The narrative focus swaps from one character to the other, while the book itself is divided into sections ‘Now’ and ‘Three Years Ago’. I didn’t find all parts equally compelling. Following Ester through her counselling consultations as she negotiates around other people’s pain seemed superfluous, and could easily have been omitted. April and Lawrence’s separate irresponsibility and obliviousness to consequences was repellent, but Blain captured their own self-absorption and recklessness well. One character who remained shadowy was Hilary’s husband and the girls’ father Maurie, a successful artist whose reputation continues to grow after his death from heart attack. His widow Hilary is curling into her own ball of pain, and the closing scenes were poignant as she meets separately with her daughters who are blithely unaware of what is about to come.

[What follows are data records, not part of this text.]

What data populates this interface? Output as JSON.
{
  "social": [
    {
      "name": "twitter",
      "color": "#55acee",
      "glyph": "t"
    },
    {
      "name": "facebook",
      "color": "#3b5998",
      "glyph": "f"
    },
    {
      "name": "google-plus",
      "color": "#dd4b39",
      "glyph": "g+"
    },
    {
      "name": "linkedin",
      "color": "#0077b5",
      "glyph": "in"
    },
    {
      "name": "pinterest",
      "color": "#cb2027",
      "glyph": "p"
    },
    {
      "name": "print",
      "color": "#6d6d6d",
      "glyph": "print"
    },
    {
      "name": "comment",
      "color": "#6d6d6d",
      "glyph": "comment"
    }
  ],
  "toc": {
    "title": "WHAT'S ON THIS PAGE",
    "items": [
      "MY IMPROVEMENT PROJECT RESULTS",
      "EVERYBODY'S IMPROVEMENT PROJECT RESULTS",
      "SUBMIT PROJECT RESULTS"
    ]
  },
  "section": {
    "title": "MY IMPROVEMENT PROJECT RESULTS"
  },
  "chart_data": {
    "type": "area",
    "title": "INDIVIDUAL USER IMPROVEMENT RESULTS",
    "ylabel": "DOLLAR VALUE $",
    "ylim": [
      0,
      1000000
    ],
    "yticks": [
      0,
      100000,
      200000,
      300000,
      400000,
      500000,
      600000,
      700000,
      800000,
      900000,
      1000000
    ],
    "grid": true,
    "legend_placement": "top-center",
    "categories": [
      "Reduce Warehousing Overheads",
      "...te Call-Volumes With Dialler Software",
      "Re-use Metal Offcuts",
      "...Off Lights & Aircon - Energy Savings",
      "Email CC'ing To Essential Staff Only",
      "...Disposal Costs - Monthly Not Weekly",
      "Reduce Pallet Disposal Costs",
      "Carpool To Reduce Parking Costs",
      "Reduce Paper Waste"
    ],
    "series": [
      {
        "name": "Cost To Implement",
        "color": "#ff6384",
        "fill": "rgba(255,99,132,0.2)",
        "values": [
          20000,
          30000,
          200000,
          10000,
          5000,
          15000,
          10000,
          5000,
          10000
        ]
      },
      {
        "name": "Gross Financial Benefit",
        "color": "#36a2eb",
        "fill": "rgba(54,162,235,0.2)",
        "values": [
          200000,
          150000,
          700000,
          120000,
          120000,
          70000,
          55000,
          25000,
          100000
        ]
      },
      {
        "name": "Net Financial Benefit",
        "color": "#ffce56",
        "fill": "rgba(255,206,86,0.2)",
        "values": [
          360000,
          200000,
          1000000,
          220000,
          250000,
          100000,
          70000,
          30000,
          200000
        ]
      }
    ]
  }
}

The most beautiful writing in this book is in her descriptions of that drumming, streaming rain which lowers like an oppressive cloud over the family. Particularly the two opening scenes, where Lawrence and Ester wake up in their separate houses to the sound of the rain on the roof brought me right into the room with them.
Georgie Blain’s own experience of the same cancer that Hilary faced is a tragedy of irony, but it would be wrong to read this book solely in terms of the author’s own illness. The characters were so real to me that I found myself wondering what happened next, even while reminding myself that it is fiction. That doesn’t mean that it doesn’t hold its own truth.. It is a beautifully written, domestic novel, carefully constructed and balanced.
My rating: 8.5
Sourced from: CAE as our February 2023 bookgroup read.